Sebetulnya, ia sudah bermusyawarah dengan anggota takmir yang
lain agar pengeras suara masjid hanya digunakan untuk azan. Boleh juga
digunakan untuk dzikir menjalang iqamah shalat berjalamah dan atau pada
waktu-waktu pendek-pendek saja.

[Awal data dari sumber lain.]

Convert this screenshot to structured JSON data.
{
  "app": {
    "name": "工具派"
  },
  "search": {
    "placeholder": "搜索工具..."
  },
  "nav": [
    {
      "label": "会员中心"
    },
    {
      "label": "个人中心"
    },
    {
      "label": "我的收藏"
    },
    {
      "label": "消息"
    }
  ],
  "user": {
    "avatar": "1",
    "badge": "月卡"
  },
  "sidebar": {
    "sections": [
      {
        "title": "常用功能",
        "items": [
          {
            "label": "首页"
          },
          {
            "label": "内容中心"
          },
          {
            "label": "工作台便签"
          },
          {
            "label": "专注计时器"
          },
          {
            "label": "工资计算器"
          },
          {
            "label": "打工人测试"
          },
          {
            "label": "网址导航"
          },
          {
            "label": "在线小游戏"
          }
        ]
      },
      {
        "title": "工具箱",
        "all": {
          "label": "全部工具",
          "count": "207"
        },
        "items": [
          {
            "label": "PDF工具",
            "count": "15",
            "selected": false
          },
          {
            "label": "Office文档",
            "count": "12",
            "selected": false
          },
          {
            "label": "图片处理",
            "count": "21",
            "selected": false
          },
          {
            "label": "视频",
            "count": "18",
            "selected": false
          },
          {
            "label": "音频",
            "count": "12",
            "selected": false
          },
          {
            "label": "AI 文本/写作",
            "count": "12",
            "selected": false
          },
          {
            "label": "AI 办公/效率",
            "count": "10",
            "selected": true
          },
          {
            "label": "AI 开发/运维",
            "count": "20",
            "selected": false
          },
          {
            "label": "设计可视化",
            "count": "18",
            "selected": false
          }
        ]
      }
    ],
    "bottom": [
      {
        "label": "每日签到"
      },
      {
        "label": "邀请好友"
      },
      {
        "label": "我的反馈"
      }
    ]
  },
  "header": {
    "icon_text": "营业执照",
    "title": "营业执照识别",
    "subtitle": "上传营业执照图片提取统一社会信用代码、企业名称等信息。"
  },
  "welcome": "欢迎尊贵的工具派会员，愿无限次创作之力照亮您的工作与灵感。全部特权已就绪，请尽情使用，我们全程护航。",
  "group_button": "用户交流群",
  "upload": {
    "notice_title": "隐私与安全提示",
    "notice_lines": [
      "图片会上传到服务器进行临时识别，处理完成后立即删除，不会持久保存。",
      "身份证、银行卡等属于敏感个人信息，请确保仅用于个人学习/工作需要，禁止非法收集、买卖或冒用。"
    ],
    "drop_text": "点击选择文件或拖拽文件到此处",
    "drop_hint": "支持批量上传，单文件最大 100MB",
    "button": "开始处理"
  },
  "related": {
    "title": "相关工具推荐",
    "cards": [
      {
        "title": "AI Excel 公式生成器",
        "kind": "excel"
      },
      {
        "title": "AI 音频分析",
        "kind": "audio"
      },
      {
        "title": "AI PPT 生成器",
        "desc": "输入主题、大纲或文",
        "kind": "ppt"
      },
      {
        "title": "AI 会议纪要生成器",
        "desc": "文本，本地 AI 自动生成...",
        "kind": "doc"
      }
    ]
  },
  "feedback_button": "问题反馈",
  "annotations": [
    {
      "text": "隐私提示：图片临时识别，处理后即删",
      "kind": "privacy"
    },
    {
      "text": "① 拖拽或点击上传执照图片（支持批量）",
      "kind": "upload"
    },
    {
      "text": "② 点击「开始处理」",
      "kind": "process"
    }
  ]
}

Hal ini dimaksudkan agar suara yang baik tidak
menjadi gangguan yang pada akhirnya akan membuat orang menganggap semua suara
yang baik adalah gangguan, sejenis gara-gara ‘nila setitik rusak susu sebelanga’,
atau pars pro toto; sebagian namun lantas dianggap
mewakili keseluruhan (yang terakhir ini kurang pas, ya?).
Memang, ada yang tak suka mendengarkan panggilan kebenaran?
“Capek,” katanya, “kalau harus melayani orang yang bertanya
begitu sementara dia sudah tahu kasus yang saya alami.”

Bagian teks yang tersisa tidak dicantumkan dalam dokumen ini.